Antiviral treatment responses in patients with chronic hepatitis C virus infection evaluated by a third generation anti-hepatitis C virus assay
Tung, H.-D.; Lu, S.-N.; Lee, C.-M.; Wang, J.-H.; Chen, T.-M.; Hung, C.-H.; Huang, W.-S.; Changchien, C.-S.
Journal of Viral Hepatitis 9(4): 304-308
2002
ISSN/ISBN: 1352-0504 PMID: 12081608 DOI: 10.1046/j.1365-2893.2002.00359.xDocument Number: 249621
Antibodies to hepatitis C virus (HCV) may decrease or disappear after viral clearance in treated or spontaneously resolved infection. We evaluated the usefulness of serial antibody assays in predicting the antiviral treatment responses. One hundred and four chronic hepatitis C patients who received 24 weeks of interferon and ribavirin combination therapy were assayed with a third generation enzyme immunoassay anti-HCV. The mean titre of anti-HCV decreased by more than 50% (from 89.5 +/- 10.8 to 43.6 +/- 17.5) at 48 weeks post-treatment in patients with a sustained virological response, while in nonsustained virological responders and nonresponders, the titres remained over 85% of the pretreatment level at 48 weeks post-treatment. There was a divergence of anti-HCV titres between sustained and nonsustained virological responders during 6-9 months.
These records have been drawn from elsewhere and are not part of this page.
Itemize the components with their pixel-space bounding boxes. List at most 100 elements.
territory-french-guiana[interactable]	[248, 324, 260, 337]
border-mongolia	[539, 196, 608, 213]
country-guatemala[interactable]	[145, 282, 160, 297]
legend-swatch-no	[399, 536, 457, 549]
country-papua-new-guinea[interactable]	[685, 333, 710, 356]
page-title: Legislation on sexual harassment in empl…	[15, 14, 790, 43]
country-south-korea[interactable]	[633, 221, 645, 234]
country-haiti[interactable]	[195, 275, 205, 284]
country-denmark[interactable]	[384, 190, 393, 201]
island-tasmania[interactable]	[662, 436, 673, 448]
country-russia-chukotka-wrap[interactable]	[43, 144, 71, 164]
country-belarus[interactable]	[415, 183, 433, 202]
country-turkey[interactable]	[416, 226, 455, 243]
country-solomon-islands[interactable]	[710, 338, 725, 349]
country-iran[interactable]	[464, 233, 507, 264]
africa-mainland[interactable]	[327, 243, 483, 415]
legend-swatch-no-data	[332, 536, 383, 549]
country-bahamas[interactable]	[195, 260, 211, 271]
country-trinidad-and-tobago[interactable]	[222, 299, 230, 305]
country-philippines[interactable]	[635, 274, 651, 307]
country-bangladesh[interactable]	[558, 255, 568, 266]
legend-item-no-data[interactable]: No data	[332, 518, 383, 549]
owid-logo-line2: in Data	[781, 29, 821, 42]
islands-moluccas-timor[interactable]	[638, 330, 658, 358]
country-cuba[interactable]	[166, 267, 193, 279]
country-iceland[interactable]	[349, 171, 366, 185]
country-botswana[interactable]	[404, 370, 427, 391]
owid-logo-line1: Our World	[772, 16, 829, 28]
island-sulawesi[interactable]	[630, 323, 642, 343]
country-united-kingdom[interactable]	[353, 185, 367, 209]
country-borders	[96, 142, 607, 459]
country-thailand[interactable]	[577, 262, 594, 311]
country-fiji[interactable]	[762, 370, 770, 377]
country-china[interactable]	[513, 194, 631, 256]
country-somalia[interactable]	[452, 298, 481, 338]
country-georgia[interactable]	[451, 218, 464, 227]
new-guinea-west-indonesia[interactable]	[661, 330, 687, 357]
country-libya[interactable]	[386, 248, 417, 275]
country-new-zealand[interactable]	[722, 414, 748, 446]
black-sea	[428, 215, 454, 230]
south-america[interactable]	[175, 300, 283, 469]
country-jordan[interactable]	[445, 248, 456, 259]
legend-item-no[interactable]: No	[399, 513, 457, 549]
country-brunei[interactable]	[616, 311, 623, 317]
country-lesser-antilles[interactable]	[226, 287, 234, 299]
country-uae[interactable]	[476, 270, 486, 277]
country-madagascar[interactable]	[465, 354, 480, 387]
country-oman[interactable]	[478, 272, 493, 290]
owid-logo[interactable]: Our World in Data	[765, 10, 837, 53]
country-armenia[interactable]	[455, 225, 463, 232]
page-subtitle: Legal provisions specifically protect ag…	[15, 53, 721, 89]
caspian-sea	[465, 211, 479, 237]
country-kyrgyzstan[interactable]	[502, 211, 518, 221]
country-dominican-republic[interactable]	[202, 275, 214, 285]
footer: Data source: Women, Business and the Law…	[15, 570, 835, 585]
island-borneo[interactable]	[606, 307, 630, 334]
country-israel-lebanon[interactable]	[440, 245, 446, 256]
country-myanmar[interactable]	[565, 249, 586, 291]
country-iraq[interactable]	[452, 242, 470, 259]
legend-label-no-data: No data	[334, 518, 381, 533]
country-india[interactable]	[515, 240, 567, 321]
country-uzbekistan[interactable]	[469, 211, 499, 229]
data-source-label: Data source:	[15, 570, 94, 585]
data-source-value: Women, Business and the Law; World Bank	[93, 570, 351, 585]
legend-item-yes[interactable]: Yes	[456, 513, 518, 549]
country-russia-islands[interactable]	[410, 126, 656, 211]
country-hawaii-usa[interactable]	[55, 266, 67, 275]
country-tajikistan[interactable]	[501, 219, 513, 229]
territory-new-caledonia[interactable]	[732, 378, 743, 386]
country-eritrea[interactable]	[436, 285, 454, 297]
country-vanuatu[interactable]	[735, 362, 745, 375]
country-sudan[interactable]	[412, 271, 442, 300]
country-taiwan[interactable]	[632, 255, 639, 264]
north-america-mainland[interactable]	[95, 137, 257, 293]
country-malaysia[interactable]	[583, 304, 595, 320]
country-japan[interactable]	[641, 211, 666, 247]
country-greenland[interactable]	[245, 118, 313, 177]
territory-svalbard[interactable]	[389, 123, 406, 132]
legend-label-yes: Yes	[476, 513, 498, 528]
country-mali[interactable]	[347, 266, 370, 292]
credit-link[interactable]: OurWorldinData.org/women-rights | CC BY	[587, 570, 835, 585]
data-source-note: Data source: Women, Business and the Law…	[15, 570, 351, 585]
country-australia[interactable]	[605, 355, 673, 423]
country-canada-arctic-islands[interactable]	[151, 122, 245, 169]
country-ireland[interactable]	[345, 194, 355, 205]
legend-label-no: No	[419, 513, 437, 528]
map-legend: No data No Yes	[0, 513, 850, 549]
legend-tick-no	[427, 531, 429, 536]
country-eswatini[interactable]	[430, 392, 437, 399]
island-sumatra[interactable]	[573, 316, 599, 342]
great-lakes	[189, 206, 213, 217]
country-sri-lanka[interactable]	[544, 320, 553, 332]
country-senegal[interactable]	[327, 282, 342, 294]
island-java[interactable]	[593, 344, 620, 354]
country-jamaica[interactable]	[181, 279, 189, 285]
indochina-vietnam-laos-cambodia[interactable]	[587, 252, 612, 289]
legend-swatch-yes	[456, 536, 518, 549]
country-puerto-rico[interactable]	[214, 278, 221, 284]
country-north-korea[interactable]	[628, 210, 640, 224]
By using the ratio of 9-month to 6-month titres as an index and receiver operator characteristic curve analysis with the cut-off point set at 90%, we could differentiate sustained virological responders from nonsustained virological responders with a sensitivity and specificity of 91.7% and 90.9%, respectively, 3 months after treatment. The titre of this third generation anti-HCV decreased progressively in sustained virological responders and this assay may be used to monitor and predict antiviral treatment responses.